Cuentan que hace mucho tiempo existió un pescador muy mujeriego que tenía por afición espiar a las mujeres plateñas que se bañaban en las aguas del río Magdalena. Previendo que podría ser descubierto entre los arbustos, se desplazó a la Alta Guajira para que un brujo le preparara una pócima que lo convirtiera en caimán (animal habitual de la región), para así no despertar sospechas entre las bañistas y poderlas admirar a placer. Al cabo de su observación, otra pócima, aplicada por un amigo suyo, debía retornarlo a su estado humano. El brujo le preparó las dos pócimas, una roja que lo convertía en animal, y otra blanca que lo volvía hombre de nuevo.

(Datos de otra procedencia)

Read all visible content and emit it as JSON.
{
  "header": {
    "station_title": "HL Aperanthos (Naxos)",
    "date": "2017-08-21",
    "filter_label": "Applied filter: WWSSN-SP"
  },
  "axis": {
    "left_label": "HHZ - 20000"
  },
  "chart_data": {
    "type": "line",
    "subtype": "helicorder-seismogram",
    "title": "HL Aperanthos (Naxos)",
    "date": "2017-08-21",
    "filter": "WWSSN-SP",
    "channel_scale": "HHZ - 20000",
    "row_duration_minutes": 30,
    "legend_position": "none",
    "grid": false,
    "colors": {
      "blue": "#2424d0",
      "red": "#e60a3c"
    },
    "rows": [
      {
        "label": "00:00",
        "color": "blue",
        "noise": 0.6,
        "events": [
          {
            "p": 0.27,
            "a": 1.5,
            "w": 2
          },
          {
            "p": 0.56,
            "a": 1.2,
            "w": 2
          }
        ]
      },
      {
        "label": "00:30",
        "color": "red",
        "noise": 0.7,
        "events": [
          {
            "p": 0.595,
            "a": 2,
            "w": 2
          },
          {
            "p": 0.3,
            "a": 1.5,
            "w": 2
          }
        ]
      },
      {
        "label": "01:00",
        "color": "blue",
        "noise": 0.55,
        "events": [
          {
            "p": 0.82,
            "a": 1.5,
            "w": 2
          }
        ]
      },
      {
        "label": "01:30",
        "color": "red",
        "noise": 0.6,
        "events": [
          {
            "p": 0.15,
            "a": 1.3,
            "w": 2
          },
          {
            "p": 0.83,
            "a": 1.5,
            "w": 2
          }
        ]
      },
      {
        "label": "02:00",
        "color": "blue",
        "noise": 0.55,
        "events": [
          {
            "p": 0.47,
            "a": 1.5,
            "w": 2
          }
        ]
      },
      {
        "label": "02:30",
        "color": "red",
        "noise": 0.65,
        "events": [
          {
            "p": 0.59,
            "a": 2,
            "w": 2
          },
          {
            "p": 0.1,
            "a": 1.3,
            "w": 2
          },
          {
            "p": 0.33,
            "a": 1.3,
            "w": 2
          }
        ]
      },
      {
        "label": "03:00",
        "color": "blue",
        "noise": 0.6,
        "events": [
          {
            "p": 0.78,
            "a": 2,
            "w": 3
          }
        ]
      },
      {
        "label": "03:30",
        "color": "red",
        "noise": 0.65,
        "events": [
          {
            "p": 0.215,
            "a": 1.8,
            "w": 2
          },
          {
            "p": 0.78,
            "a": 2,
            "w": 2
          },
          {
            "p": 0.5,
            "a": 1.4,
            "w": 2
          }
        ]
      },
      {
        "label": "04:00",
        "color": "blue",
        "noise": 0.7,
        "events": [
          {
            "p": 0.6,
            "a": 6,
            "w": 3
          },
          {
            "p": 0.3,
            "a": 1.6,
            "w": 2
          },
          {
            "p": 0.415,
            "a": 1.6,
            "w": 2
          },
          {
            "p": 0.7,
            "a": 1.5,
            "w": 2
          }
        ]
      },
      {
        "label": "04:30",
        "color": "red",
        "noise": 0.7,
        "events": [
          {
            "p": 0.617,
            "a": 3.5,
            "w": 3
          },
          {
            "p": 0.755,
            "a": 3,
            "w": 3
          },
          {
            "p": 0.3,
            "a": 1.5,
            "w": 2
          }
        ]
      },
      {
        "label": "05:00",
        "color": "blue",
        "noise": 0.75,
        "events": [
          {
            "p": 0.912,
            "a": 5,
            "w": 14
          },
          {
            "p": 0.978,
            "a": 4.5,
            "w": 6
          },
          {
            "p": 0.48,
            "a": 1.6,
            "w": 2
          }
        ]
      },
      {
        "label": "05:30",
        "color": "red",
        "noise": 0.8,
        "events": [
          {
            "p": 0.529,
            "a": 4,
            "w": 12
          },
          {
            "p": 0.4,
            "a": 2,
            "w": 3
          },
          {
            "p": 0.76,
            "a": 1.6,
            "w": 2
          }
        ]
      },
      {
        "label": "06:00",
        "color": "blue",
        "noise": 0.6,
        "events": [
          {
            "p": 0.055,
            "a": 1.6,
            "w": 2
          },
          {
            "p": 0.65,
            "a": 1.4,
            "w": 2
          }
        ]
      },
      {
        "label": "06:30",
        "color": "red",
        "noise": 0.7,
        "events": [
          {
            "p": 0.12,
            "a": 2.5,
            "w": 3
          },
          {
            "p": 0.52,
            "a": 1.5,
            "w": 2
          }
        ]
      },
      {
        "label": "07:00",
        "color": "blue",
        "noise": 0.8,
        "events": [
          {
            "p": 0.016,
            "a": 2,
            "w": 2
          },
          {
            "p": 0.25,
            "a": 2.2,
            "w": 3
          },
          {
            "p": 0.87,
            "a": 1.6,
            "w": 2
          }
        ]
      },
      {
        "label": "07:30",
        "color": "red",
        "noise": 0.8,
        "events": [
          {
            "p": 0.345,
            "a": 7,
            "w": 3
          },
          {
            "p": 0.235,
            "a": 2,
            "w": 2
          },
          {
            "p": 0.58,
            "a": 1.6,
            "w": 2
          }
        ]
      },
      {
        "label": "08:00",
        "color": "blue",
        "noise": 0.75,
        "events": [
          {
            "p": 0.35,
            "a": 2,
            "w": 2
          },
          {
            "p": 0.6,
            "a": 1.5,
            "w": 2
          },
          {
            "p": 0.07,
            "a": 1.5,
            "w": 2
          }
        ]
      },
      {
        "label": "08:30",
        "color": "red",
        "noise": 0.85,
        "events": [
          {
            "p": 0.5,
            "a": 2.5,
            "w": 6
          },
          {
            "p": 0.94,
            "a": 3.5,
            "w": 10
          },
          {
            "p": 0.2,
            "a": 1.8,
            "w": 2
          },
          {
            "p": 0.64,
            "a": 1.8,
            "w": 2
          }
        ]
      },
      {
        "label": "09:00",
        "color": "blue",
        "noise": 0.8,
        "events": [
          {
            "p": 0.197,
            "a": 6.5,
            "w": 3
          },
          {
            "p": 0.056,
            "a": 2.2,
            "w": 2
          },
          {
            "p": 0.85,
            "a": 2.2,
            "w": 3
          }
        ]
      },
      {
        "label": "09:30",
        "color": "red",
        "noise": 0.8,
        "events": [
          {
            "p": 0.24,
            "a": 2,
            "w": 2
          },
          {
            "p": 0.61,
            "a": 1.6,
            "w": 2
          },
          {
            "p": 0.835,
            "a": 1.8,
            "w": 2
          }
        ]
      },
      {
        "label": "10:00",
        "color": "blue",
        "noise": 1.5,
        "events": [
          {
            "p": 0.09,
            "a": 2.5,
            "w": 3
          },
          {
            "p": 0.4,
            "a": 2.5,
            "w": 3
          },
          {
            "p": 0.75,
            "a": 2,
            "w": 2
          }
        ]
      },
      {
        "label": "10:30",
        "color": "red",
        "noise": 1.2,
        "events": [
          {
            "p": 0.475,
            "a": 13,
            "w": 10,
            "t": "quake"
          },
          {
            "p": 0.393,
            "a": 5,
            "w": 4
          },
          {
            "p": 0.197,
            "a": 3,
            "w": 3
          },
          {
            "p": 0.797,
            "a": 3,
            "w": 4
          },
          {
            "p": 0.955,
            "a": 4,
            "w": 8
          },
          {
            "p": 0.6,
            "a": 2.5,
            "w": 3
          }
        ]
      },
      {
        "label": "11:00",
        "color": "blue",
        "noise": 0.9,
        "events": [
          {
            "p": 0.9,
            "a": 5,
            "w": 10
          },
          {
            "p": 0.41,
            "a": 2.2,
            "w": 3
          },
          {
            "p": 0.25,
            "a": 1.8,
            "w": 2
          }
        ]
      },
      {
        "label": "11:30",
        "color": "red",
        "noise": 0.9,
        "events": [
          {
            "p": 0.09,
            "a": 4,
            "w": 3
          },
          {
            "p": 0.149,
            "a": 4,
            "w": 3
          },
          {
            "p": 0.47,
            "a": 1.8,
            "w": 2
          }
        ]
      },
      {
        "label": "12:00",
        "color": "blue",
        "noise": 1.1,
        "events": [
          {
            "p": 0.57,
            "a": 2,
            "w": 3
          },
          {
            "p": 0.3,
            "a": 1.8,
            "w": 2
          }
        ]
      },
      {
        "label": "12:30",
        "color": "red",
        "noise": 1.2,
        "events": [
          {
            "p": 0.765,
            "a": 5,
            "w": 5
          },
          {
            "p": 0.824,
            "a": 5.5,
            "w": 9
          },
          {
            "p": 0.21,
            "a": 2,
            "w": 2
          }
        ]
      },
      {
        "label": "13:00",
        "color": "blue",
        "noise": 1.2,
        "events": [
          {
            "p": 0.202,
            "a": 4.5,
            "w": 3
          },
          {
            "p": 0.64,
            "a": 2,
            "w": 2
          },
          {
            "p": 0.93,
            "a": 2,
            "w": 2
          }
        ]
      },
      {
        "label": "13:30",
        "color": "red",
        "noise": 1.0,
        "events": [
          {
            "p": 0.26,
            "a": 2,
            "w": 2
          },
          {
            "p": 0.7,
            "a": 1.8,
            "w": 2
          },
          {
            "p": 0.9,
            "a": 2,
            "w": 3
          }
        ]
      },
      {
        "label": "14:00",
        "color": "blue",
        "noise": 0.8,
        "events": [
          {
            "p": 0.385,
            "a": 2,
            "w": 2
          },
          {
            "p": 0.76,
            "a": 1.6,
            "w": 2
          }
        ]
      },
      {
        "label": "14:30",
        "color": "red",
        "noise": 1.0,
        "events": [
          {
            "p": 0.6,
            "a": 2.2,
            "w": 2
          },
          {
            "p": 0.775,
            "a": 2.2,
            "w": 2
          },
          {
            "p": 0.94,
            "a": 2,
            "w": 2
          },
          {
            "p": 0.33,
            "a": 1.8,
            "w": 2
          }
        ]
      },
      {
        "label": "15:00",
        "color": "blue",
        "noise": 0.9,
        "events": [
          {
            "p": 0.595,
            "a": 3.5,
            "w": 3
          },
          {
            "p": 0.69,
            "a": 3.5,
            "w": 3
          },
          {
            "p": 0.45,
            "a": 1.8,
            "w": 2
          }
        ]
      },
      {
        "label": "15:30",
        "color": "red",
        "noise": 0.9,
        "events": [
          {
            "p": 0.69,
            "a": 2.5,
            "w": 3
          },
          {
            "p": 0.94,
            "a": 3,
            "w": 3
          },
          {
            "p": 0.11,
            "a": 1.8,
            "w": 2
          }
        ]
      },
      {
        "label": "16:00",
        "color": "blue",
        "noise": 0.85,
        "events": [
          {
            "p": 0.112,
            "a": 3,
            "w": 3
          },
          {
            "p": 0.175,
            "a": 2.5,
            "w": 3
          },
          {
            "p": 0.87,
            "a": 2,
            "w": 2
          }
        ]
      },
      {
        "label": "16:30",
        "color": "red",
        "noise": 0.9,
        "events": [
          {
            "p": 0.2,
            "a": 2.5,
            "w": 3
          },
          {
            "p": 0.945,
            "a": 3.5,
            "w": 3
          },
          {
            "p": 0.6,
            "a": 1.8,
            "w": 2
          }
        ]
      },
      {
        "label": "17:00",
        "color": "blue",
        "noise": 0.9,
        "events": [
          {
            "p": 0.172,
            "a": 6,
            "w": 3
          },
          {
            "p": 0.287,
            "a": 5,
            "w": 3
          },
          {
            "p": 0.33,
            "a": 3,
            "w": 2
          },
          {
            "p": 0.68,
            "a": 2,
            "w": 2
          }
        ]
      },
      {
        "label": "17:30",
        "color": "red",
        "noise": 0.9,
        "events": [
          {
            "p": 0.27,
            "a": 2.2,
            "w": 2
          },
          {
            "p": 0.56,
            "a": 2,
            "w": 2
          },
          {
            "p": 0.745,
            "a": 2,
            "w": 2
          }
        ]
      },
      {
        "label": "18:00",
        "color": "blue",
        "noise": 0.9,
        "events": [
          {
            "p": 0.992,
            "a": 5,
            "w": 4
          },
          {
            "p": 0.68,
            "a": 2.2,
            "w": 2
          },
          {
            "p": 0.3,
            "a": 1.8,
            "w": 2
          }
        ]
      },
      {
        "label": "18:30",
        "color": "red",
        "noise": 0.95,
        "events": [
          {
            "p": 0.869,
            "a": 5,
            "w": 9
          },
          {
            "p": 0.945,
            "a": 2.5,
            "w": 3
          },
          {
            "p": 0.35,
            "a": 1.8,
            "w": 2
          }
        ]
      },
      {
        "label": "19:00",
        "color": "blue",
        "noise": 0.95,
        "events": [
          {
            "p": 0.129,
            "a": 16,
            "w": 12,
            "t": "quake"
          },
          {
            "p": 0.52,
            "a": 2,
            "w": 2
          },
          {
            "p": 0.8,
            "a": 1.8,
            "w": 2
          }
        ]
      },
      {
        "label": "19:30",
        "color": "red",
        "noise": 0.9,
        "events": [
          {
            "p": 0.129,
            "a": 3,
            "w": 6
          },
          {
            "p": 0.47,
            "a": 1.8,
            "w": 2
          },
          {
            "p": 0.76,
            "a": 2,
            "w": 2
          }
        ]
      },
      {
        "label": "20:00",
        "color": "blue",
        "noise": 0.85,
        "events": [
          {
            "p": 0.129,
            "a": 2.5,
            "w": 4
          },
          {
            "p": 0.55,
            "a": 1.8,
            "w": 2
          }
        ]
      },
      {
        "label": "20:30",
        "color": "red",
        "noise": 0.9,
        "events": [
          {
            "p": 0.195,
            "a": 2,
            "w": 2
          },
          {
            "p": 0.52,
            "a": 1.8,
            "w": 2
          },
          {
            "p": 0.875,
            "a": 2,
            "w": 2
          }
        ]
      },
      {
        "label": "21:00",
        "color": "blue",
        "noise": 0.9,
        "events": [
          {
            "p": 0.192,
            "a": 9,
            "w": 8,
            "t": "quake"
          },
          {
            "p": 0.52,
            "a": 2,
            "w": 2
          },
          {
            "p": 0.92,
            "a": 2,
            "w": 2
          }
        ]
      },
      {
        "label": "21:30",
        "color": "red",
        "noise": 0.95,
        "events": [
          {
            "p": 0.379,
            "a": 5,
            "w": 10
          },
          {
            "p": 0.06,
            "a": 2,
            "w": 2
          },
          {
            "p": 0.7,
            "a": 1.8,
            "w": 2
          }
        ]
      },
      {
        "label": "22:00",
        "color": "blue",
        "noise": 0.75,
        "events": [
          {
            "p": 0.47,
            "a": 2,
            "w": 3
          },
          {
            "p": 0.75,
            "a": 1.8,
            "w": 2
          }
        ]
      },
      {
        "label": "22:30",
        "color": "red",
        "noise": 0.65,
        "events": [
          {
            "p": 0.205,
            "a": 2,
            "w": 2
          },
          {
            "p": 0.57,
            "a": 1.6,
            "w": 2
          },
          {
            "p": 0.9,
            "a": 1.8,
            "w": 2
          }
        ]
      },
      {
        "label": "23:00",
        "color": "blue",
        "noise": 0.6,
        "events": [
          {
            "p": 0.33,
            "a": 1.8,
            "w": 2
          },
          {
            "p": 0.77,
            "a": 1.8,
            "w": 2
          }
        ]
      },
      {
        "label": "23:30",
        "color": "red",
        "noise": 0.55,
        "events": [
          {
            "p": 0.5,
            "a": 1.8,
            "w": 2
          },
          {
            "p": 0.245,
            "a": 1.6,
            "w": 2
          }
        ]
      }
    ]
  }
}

Saúl disfrutó de algún tiempo de su ingenio, pero en una ocasión, el amigo que le echaba la pócima blanca no pudo acompañarlo. En su lugar fue otro que, al ver el caimán, se asustó al creer que era uno verdadero y dejó caer la botella blanca con el preciado líquido. Antes de derramarse completamente, algunas gotas del líquido salpicaron únicamente la cabeza de Saúl, por lo que el resto de su cuerpo quedó en forma de caimán. Desde entonces, se convirtió en el terror de las mujeres, que no volvieron a bañarse en el río.La única persona que se atrevió a acercársele después fue su madre. Todas las noches lo visitaba en el río para consolarlo y llevarle su comida favorita: queso, yuca y pan mojado en ron. Tras la muerte de su madre, que murió de la tristeza por no haber podido encontrar al brujo que había elaborado las pócimas porque había muerto, el Hombre Caimán, solo y sin nadie que lo cuidara, decidió dejarse arrastrar hasta el mar por el río hasta Bocas de Ceniza, como se conoce la desembocadura del río Magdalena en el mar Caribe a la altura de Barranquilla. Desde entonces, los pescadores del Bajo Magdalena, desde Plato hasta Bocas de Ceniza, permanecen pendientes para pescarlo en el río o cazarlo en los pantanos de las riberas.